Al Margolis; Clara Nostra
for 106,476 Clarinets



Al Margolis - Clara Nostra for 106,476 Clarinets -
Pogus Productions P21019-2. Duration: 62:54

It starts with a rumble and ends… no, not with a whimper, but with a rumble…
This is Al Margolis and his clarinet, severely manipulated into a drawn-out drone of mighty proportions. It’s a British bomber crossing the Channel during the last days of the Second World War, in a foggy and dark night, and the existences down on the surface, in the surface, among the buildings (Dresden?) become aware of the sound of Death, the sound of calculated revenge, and they fall away into the firestorms, with no air to breath…

Or it can be a person – myself? - lying flat on his back in his bed in Scandinavia, with the blanket pulled up under his chin, legs stretched out, listening to a sound from an airplane headed due north, traveling high above disguised topographies in the night, carrying its dressed-up load of humans in the lit-up tube through the atmosphere; the sound of the engines finding its way down through a crack in the skies, like a spill-over from another universe, another world with another set of rules… and the rumble reaches my eardrums, making them vibrate in time with the down-reaching rumble, transmitting an ominous feeling… and the aircraft’s relation to me is that of the forest wanderer to the mycelium under the moss; that kind of indifference scares me…

Al Margolis has recorded himself playing the clarinet on four separate tracks, then bounced the sound back and forth between the four track, an eight track and a two track, while he also slowed down and sped up the tracks, filling the end result with low rumbles and traces of high overtones, in a mighty forward-moving entity, in a dark, scary sequence, as if the final iron, or the final frying pan, slowly moves in over the horizon like an alien spaceship of unheard of proportions, casting its giant shadow over the landscape like a solar eclipse that comes to stay, intent on flattening any disturbance on the face of the earth, moving in slowly but surely, taking its time, knowing it will fulfill its mission in its good time, and there is nowhere to hide…
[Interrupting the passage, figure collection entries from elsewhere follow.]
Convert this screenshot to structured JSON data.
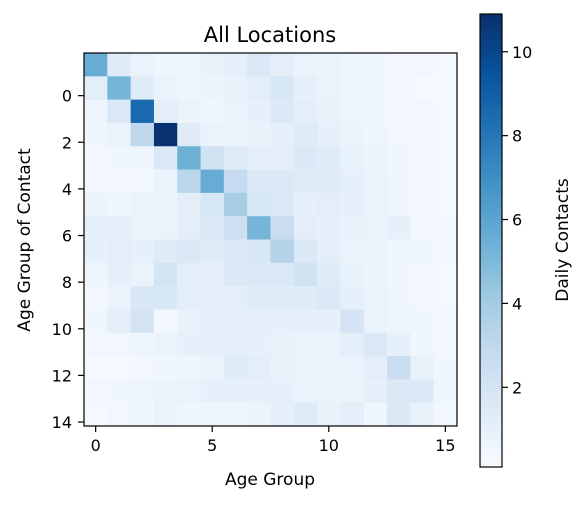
{
  "chart_data": {
    "type": "heatmap",
    "title": "All Locations",
    "xlabel": "Age Group",
    "ylabel": "Age Group of Contact",
    "x_ticks": [
      0,
      5,
      10,
      15
    ],
    "y_ticks": [
      0,
      2,
      4,
      6,
      8,
      10,
      12,
      14
    ],
    "colorbar": {
      "label": "Daily Contacts",
      "range": [
        0.1,
        10.9
      ],
      "ticks": [
        2,
        4,
        6,
        8,
        10
      ],
      "colormap": [
        "#f7fbff",
        "#deebf7",
        "#c6dbef",
        "#9ecae1",
        "#6baed6",
        "#4292c6",
        "#2171b5",
        "#08519c",
        "#08306b"
      ]
    },
    "matrix": [
      [
        5.6,
        1.4,
        0.8,
        0.6,
        0.6,
        0.9,
        1.1,
        1.6,
        1.2,
        0.8,
        0.7,
        0.6,
        0.5,
        0.4,
        0.4,
        0.3
      ],
      [
        1.2,
        5.2,
        1.4,
        0.8,
        0.6,
        0.7,
        0.9,
        1.2,
        1.8,
        1.0,
        0.8,
        0.5,
        0.5,
        0.4,
        0.3,
        0.3
      ],
      [
        0.6,
        1.6,
        8.6,
        1.2,
        0.8,
        0.6,
        0.8,
        1.0,
        1.6,
        1.2,
        0.9,
        0.6,
        0.5,
        0.4,
        0.4,
        0.3
      ],
      [
        0.5,
        0.8,
        3.0,
        10.8,
        1.4,
        0.8,
        0.8,
        0.9,
        1.0,
        1.4,
        1.0,
        0.7,
        0.6,
        0.4,
        0.4,
        0.3
      ],
      [
        0.4,
        0.5,
        0.6,
        1.6,
        5.4,
        2.2,
        1.4,
        1.2,
        1.2,
        1.6,
        1.4,
        0.9,
        0.7,
        0.5,
        0.4,
        0.3
      ],
      [
        0.4,
        0.4,
        0.4,
        0.8,
        3.2,
        5.6,
        2.8,
        1.6,
        1.6,
        1.4,
        1.4,
        1.0,
        0.8,
        0.6,
        0.4,
        0.3
      ],
      [
        0.7,
        0.6,
        0.8,
        0.7,
        1.2,
        1.8,
        3.8,
        1.8,
        1.6,
        1.0,
        1.2,
        1.0,
        0.8,
        0.6,
        0.4,
        0.3
      ],
      [
        1.0,
        1.0,
        0.8,
        0.8,
        1.2,
        1.6,
        2.4,
        5.2,
        2.6,
        1.2,
        1.0,
        0.9,
        0.8,
        1.0,
        0.4,
        0.4
      ],
      [
        1.0,
        1.2,
        1.0,
        1.4,
        1.6,
        1.4,
        1.6,
        1.8,
        3.4,
        1.6,
        1.2,
        0.8,
        0.7,
        0.6,
        0.5,
        0.4
      ],
      [
        0.6,
        1.0,
        0.8,
        2.0,
        1.2,
        1.0,
        1.6,
        1.6,
        1.6,
        2.2,
        1.4,
        0.9,
        0.7,
        0.5,
        0.4,
        0.3
      ],
      [
        0.4,
        0.8,
        1.8,
        1.8,
        1.2,
        1.2,
        1.2,
        1.4,
        1.4,
        1.4,
        1.6,
        1.0,
        0.8,
        0.6,
        0.4,
        0.3
      ],
      [
        0.5,
        1.2,
        2.0,
        0.4,
        0.9,
        1.0,
        1.0,
        1.0,
        1.0,
        1.0,
        1.0,
        2.0,
        0.8,
        0.6,
        0.5,
        0.4
      ],
      [
        0.4,
        0.4,
        0.6,
        0.8,
        1.0,
        1.0,
        1.2,
        1.0,
        0.9,
        0.8,
        0.8,
        1.2,
        1.6,
        1.0,
        0.5,
        0.4
      ],
      [
        0.3,
        0.3,
        0.4,
        0.5,
        0.6,
        0.8,
        1.4,
        1.2,
        0.9,
        0.8,
        0.8,
        0.8,
        1.2,
        2.6,
        0.9,
        0.5
      ],
      [
        0.4,
        0.5,
        0.6,
        0.7,
        0.8,
        1.0,
        1.0,
        1.0,
        1.0,
        0.8,
        0.8,
        0.7,
        1.0,
        1.6,
        1.6,
        0.6
      ],
      [
        0.3,
        0.4,
        0.5,
        0.8,
        0.6,
        0.6,
        0.6,
        0.7,
        1.0,
        1.4,
        0.9,
        1.2,
        0.5,
        1.6,
        0.9,
        0.4
      ]
    ]
  }
}
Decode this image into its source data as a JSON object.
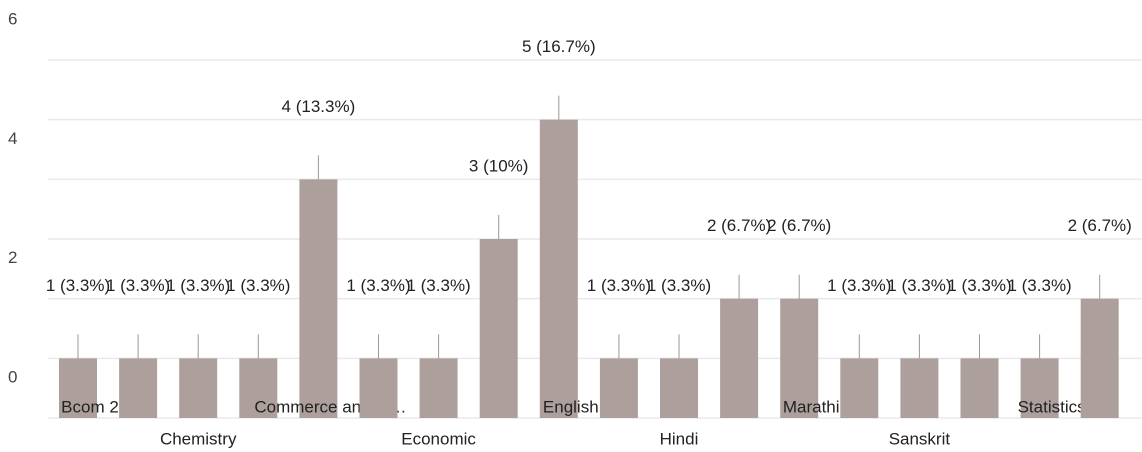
{
  "chart_data": {
    "type": "bar",
    "categories": [
      "Bcom 2",
      null,
      "Chemistry",
      null,
      "Commerce and M…",
      null,
      "Economic",
      null,
      "English",
      null,
      "Hindi",
      null,
      "Marathi",
      null,
      "Sanskrit",
      null,
      "Statistics",
      null
    ],
    "values": [
      1,
      1,
      1,
      1,
      4,
      1,
      1,
      3,
      5,
      1,
      1,
      2,
      2,
      1,
      1,
      1,
      1,
      2
    ],
    "value_labels": [
      "1 (3.3%)",
      "1 (3.3%)",
      "1 (3.3%)",
      "1 (3.3%)",
      "4 (13.3%)",
      "1 (3.3%)",
      "1 (3.3%)",
      "3 (10%)",
      "5 (16.7%)",
      "1 (3.3%)",
      "1 (3.3%)",
      "2 (6.7%)",
      "2 (6.7%)",
      "1 (3.3%)",
      "1 (3.3%)",
      "1 (3.3%)",
      "1 (3.3%)",
      "2 (6.7%)"
    ],
    "color": "#ad9f9c",
    "ylim": [
      0,
      6
    ],
    "yticks": [
      0,
      2,
      4,
      6
    ],
    "minor_yticks": [
      1,
      3,
      5
    ],
    "grid": true
  }
}
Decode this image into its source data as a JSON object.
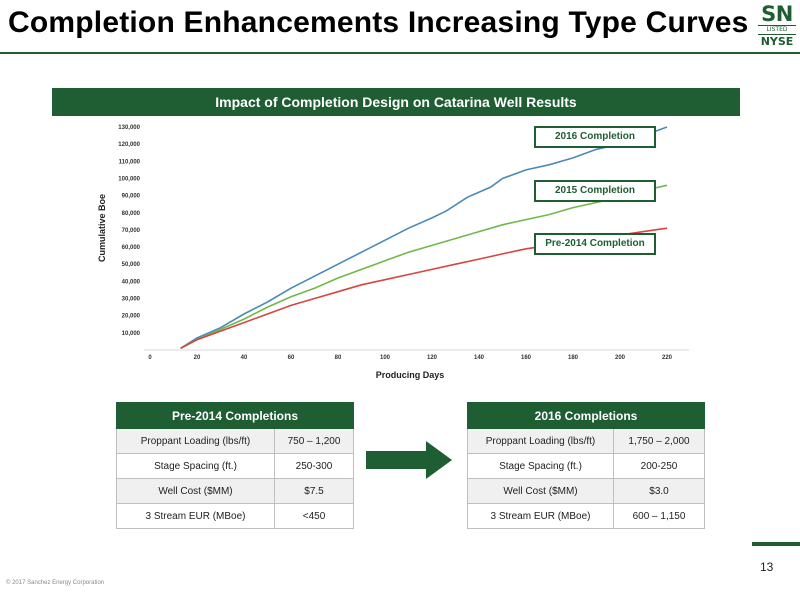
{
  "header": {
    "title": "Completion Enhancements Increasing Type Curves",
    "logo": {
      "sn": "SN",
      "listed": "LISTED",
      "exchange": "NYSE"
    }
  },
  "banner": {
    "title": "Impact of Completion Design on Catarina Well Results"
  },
  "chart_data": {
    "type": "line",
    "title": "",
    "xlabel": "Producing Days",
    "ylabel": "Cumulative Boe",
    "xlim": [
      0,
      220
    ],
    "ylim": [
      0,
      130000
    ],
    "xticks": [
      0,
      20,
      40,
      60,
      80,
      100,
      120,
      140,
      160,
      180,
      200,
      220
    ],
    "yticks": [
      10000,
      20000,
      30000,
      40000,
      50000,
      60000,
      70000,
      80000,
      90000,
      100000,
      110000,
      120000,
      130000
    ],
    "xtick_labels": [
      "0",
      "20",
      "40",
      "60",
      "80",
      "100",
      "120",
      "140",
      "160",
      "180",
      "200",
      "220"
    ],
    "ytick_labels": [
      "10,000",
      "20,000",
      "30,000",
      "40,000",
      "50,000",
      "60,000",
      "70,000",
      "80,000",
      "90,000",
      "100,000",
      "110,000",
      "120,000",
      "130,000"
    ],
    "grid": false,
    "legend": "callout labels on right",
    "series": [
      {
        "name": "2016 Completion",
        "color": "#4a8ab5",
        "x": [
          13,
          20,
          30,
          40,
          50,
          60,
          70,
          80,
          90,
          100,
          110,
          120,
          126,
          135,
          145,
          150,
          160,
          170,
          180,
          190,
          200,
          210,
          220
        ],
        "y": [
          1000,
          7000,
          13000,
          21000,
          28000,
          36000,
          43000,
          50000,
          57000,
          64000,
          71000,
          77000,
          81000,
          89000,
          95000,
          100000,
          105000,
          108000,
          112000,
          117000,
          120000,
          125000,
          130000
        ]
      },
      {
        "name": "2015 Completion",
        "color": "#6fb84a",
        "x": [
          13,
          20,
          30,
          40,
          50,
          60,
          70,
          80,
          90,
          100,
          110,
          120,
          130,
          140,
          150,
          160,
          170,
          180,
          190,
          200,
          210,
          220
        ],
        "y": [
          1000,
          6000,
          12000,
          18000,
          25000,
          31000,
          36000,
          42000,
          47000,
          52000,
          57000,
          61000,
          65000,
          69000,
          73000,
          76000,
          79000,
          83000,
          86000,
          89000,
          93000,
          96000
        ]
      },
      {
        "name": "Pre-2014 Completion",
        "color": "#d64540",
        "x": [
          13,
          20,
          30,
          40,
          50,
          60,
          70,
          80,
          90,
          100,
          110,
          120,
          130,
          140,
          150,
          160,
          170,
          180,
          190,
          200,
          210,
          220
        ],
        "y": [
          1000,
          6000,
          11000,
          16000,
          21000,
          26000,
          30000,
          34000,
          38000,
          41000,
          44000,
          47000,
          50000,
          53000,
          56000,
          59000,
          61000,
          63000,
          65000,
          67000,
          69000,
          71000
        ]
      }
    ]
  },
  "tables": {
    "left": {
      "title": "Pre-2014 Completions",
      "rows": [
        {
          "label": "Proppant Loading (lbs/ft)",
          "value": "750 – 1,200"
        },
        {
          "label": "Stage Spacing (ft.)",
          "value": "250-300"
        },
        {
          "label": "Well Cost ($MM)",
          "value": "$7.5"
        },
        {
          "label": "3 Stream EUR (MBoe)",
          "value": "<450"
        }
      ]
    },
    "right": {
      "title": "2016 Completions",
      "rows": [
        {
          "label": "Proppant Loading (lbs/ft)",
          "value": "1,750 – 2,000"
        },
        {
          "label": "Stage Spacing (ft.)",
          "value": "200-250"
        },
        {
          "label": "Well Cost ($MM)",
          "value": "$3.0"
        },
        {
          "label": "3 Stream EUR (MBoe)",
          "value": "600 – 1,150"
        }
      ]
    }
  },
  "arrow": {
    "icon": "right-arrow-icon",
    "color": "#1f5e33"
  },
  "footer": {
    "page_number": "13",
    "copyright": "© 2017 Sanchez Energy Corporation"
  },
  "colors": {
    "brand": "#1f5e33"
  }
}
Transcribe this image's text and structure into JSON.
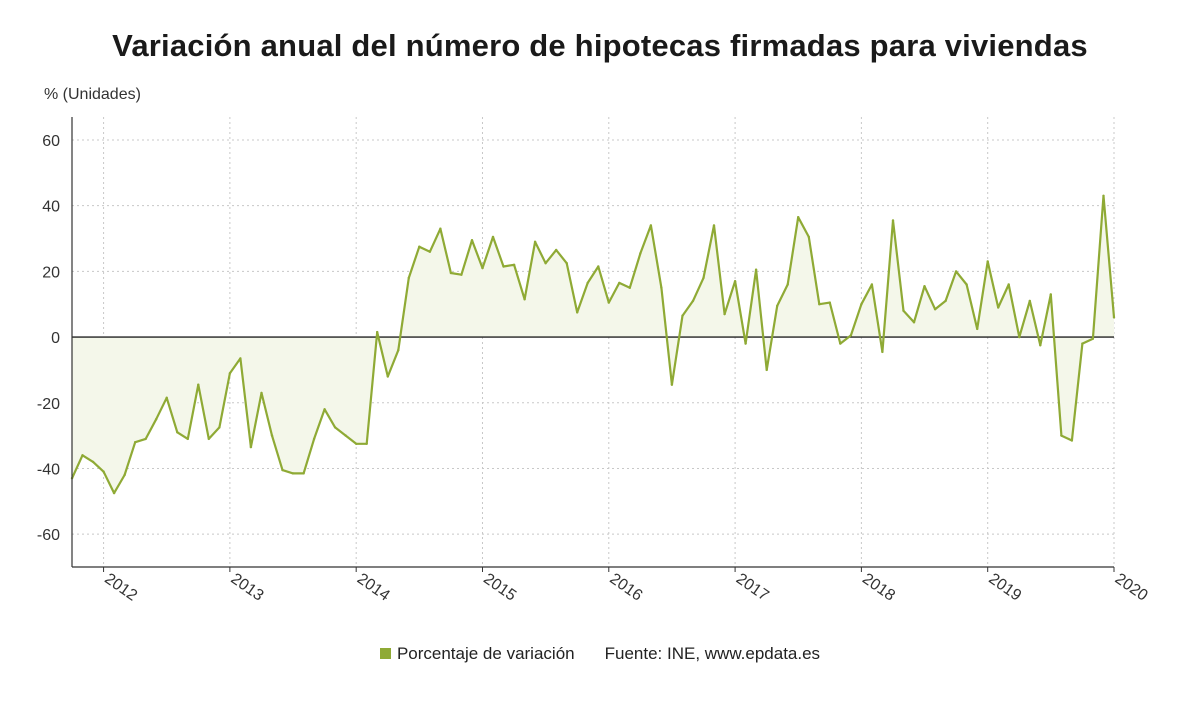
{
  "title": "Variación anual del número de hipotecas firmadas para viviendas",
  "unit_label": "% (Unidades)",
  "legend": {
    "series_label": "Porcentaje de variación",
    "source": "Fuente: INE, www.epdata.es"
  },
  "colors": {
    "line": "#8faa35",
    "fill": "#f4f7ea",
    "grid": "#c8c8c8",
    "zero": "#222222"
  },
  "chart_data": {
    "type": "area",
    "title": "Variación anual del número de hipotecas firmadas para viviendas",
    "ylabel": "% (Unidades)",
    "ylim": [
      -70,
      67
    ],
    "yticks": [
      -60,
      -40,
      -20,
      0,
      20,
      40,
      60
    ],
    "grid": true,
    "legend_position": "bottom",
    "year_ticks": [
      "2012",
      "2013",
      "2014",
      "2015",
      "2016",
      "2017",
      "2018",
      "2019",
      "2020"
    ],
    "x_start": "2011-10",
    "x_end": "2020-01",
    "series": [
      {
        "name": "Porcentaje de variación",
        "values": [
          -43,
          -36,
          -38,
          -41,
          -47.5,
          -42,
          -32,
          -31,
          -25,
          -18.5,
          -29,
          -31,
          -14.5,
          -31,
          -27.5,
          -11,
          -6.5,
          -33.5,
          -17,
          -30,
          -40.5,
          -41.5,
          -41.5,
          -31,
          -22,
          -27.5,
          -30,
          -32.5,
          -32.5,
          1.5,
          -12,
          -4,
          18,
          27.5,
          26,
          33,
          19.5,
          19,
          29.5,
          21,
          30.5,
          21.5,
          22,
          11.5,
          29,
          22.5,
          26.5,
          22.5,
          7.5,
          16.5,
          21.5,
          10.5,
          16.5,
          15,
          25.5,
          34,
          15,
          -14.5,
          6.5,
          11,
          18,
          34,
          7,
          17,
          -2,
          20.5,
          -10,
          9.5,
          16,
          36.5,
          30.5,
          10,
          10.5,
          -2,
          0.5,
          10,
          16,
          -4.5,
          35.5,
          8,
          4.5,
          15.5,
          8.5,
          11,
          20,
          16,
          2.5,
          23,
          9,
          16,
          0,
          11,
          -2.5,
          13,
          -30,
          -31.5,
          -2,
          -0.5,
          43,
          6
        ]
      }
    ]
  }
}
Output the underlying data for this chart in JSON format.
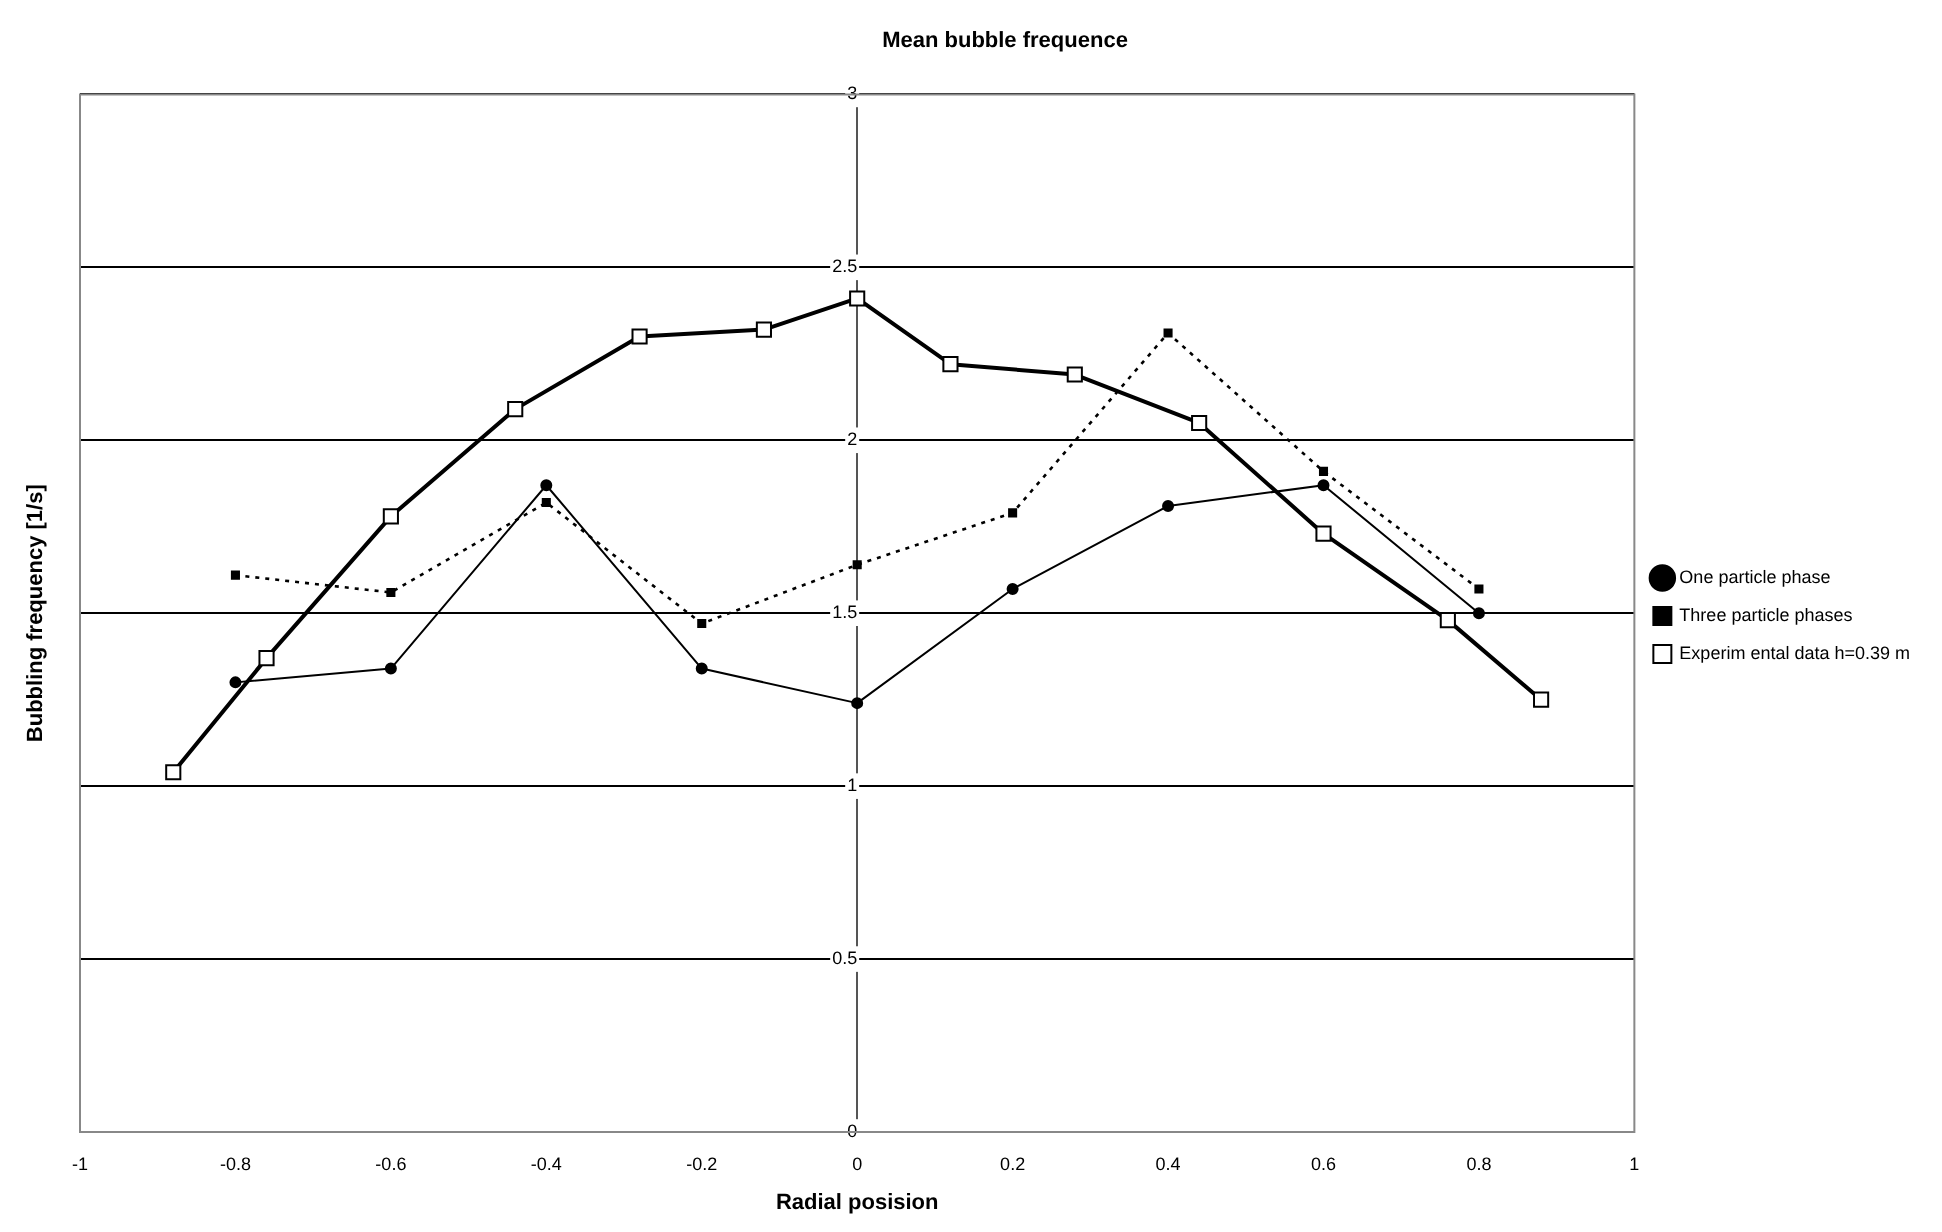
{
  "chart_data": {
    "type": "line",
    "title": "Mean bubble frequence",
    "xlabel": "Radial posision",
    "ylabel": "Bubbling frequency [1/s]",
    "xlim": [
      -1,
      1
    ],
    "xticks": [
      -1,
      -0.8,
      -0.6,
      -0.4,
      -0.2,
      0,
      0.2,
      0.4,
      0.6,
      0.8,
      1
    ],
    "ylim": [
      0,
      3
    ],
    "yticks": [
      0,
      0.5,
      1,
      1.5,
      2,
      2.5,
      3
    ],
    "grid": "y",
    "legend": "right",
    "series": [
      {
        "name": "One particle phase",
        "color": "#000000",
        "marker": "circle",
        "line_style": "solid",
        "x": [
          -0.8,
          -0.6,
          -0.4,
          -0.2,
          0,
          0.2,
          0.4,
          0.6,
          0.8
        ],
        "values": [
          1.3,
          1.34,
          1.87,
          1.34,
          1.24,
          1.57,
          1.81,
          1.87,
          1.5
        ]
      },
      {
        "name": "Three particle phases",
        "color": "#000000",
        "marker": "square",
        "line_style": "dotted",
        "x": [
          -0.8,
          -0.6,
          -0.4,
          -0.2,
          0,
          0.2,
          0.4,
          0.6,
          0.8
        ],
        "values": [
          1.61,
          1.56,
          1.82,
          1.47,
          1.64,
          1.79,
          2.31,
          1.91,
          1.57
        ]
      },
      {
        "name": "Experim ental data h=0.39 m",
        "color": "#000000",
        "marker": "square",
        "line_style": "solid",
        "x": [
          -0.88,
          -0.76,
          -0.6,
          -0.44,
          -0.28,
          -0.12,
          0,
          0.12,
          0.28,
          0.44,
          0.6,
          0.76,
          0.88
        ],
        "values": [
          1.04,
          1.37,
          1.78,
          2.09,
          2.3,
          2.32,
          2.41,
          2.22,
          2.19,
          2.05,
          1.73,
          1.48,
          1.25
        ]
      }
    ]
  }
}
Did you ever hear Folke Rabe’s “
What??” on Dexter's Cigar in its slow version? This is related to that, but darker, more frightening. Did you also hear Pierre Henry’s “Le Livre des Morts Égyptien” (The Egyptian Death Book) on the Mantra label? Rabe’s piece is electronically generated, whereas Henry’s piece is built on concrete sounds (from a piano). Henry’s piece is scary too, and maybe almost as scary as this Margolis piece. It’s a fascinating experience to spin this Margolis CD through the laser box, giving yourself a good scare, or at least a Tarkovskij-like feeling of something unavoidable, like the passage of time or the certainty of death.